On Wed, Apr 4, 2012 at 9:09 AM, Greg Wooledge
<address@hidden> wrote:
On Wed, Apr 04, 2012 at 08:54:25AM -0600, Bill Gradwohl wrote:
> for file in *; do
> echo ${file}
> func ${file}
This is already wrong. QUOTES. THEY ARE NOT OPTIONAL.
echo "$file"
func "$file"
I purposely didn't use double quotes because I wanted it to create 2 passed parameters to the echo statement and 2 passed parameters to the function knowing that the white space character was there. If I put double quotes around it then it only passed 1 parameter, one with a space between the * and the X.
Why do you say it is WRONG. I don't see it being wrong or right except depending on circumstances. If I want 2 passed parameters I can't use double quotes. Therefore quotes are optional depending on circumstances.
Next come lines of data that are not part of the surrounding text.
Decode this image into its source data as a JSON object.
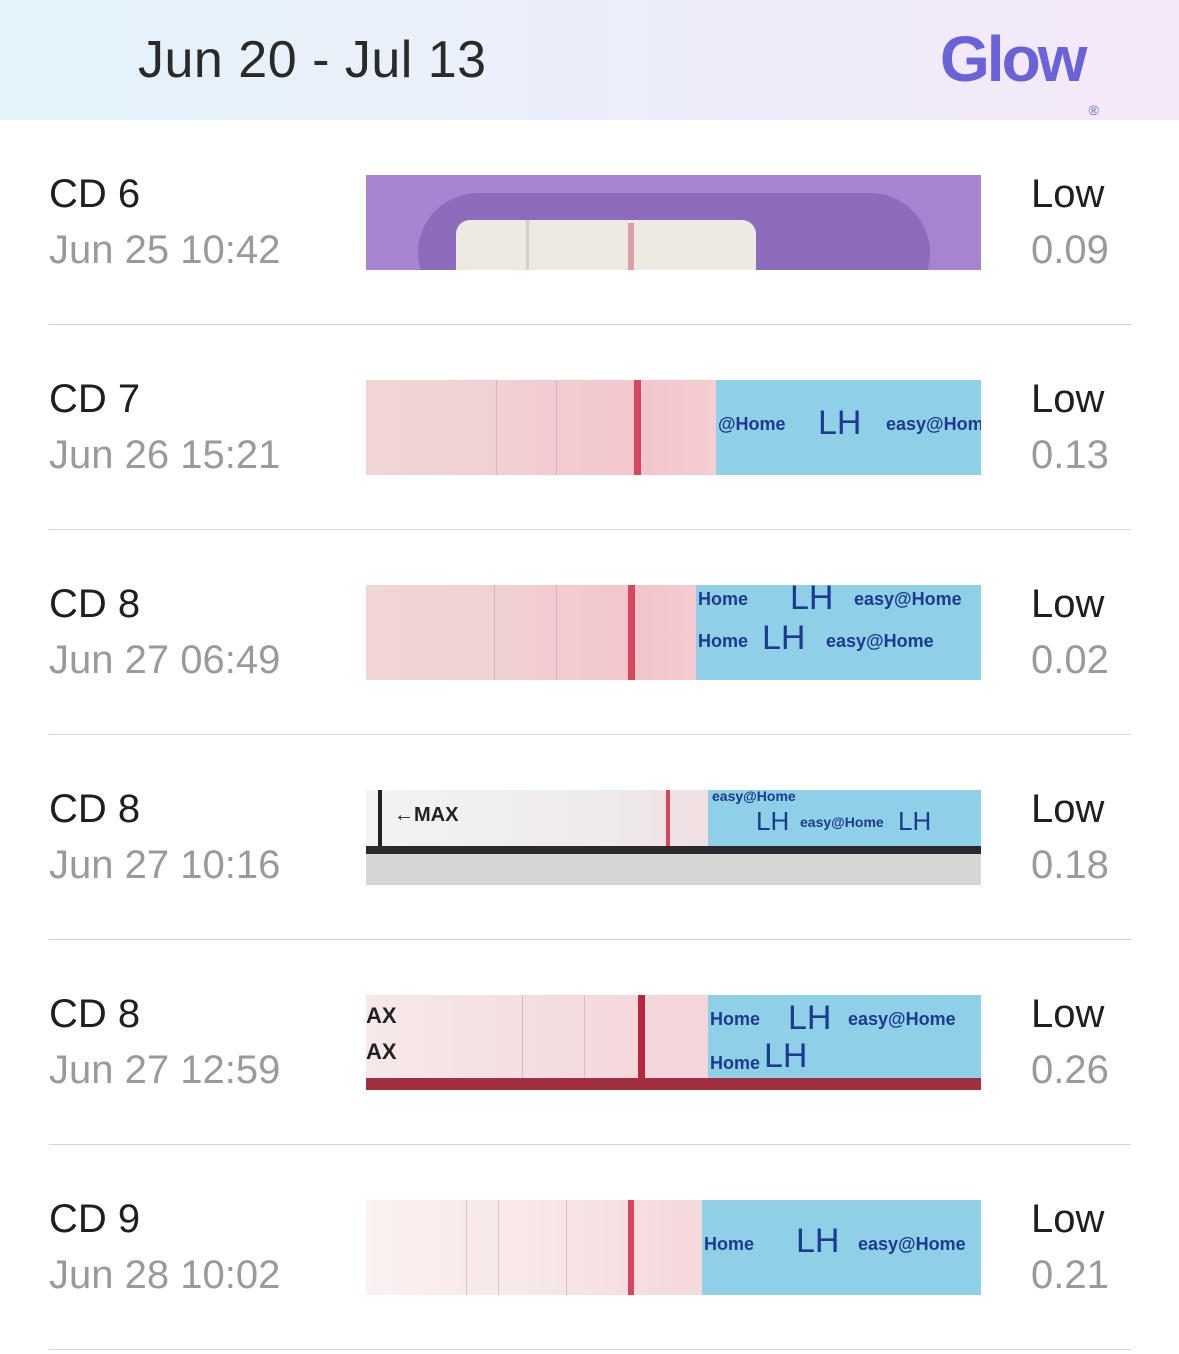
{
  "header": {
    "date_range": "Jun 20 - Jul 13",
    "logo_text": "Glow",
    "logo_mark": "®",
    "logo_color": "#6a62d9"
  },
  "entries": [
    {
      "cycle_day": "CD 6",
      "datetime": "Jun 25 10:42",
      "status": "Low",
      "value": "0.09"
    },
    {
      "cycle_day": "CD 7",
      "datetime": "Jun 26 15:21",
      "status": "Low",
      "value": "0.13"
    },
    {
      "cycle_day": "CD 8",
      "datetime": "Jun 27 06:49",
      "status": "Low",
      "value": "0.02"
    },
    {
      "cycle_day": "CD 8",
      "datetime": "Jun 27 10:16",
      "status": "Low",
      "value": "0.18"
    },
    {
      "cycle_day": "CD 8",
      "datetime": "Jun 27 12:59",
      "status": "Low",
      "value": "0.26"
    },
    {
      "cycle_day": "CD 9",
      "datetime": "Jun 28 10:02",
      "status": "Low",
      "value": "0.21"
    }
  ],
  "strip_text": {
    "brand": "easy@Home",
    "test": "LH",
    "max": "MAX",
    "max_arrow": "←MAX",
    "partial_max": "AX",
    "partial_brand_a": "@Home",
    "partial_brand_b": "Home",
    "partial_brand_c": "Ho"
  }
}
That's why I eventually put double quotes around the second version to show only 1 parm is hitting echo and the function. That parm has a space in it.
> case ${file} in
Now, here you can omit the quotes, because case is one of those places
with special parser rules.
I guess that's it. It's special. Write 2 lines of code and one line gets treated differently from the other. That's idiosyncratic, but I get it - that's the way it is.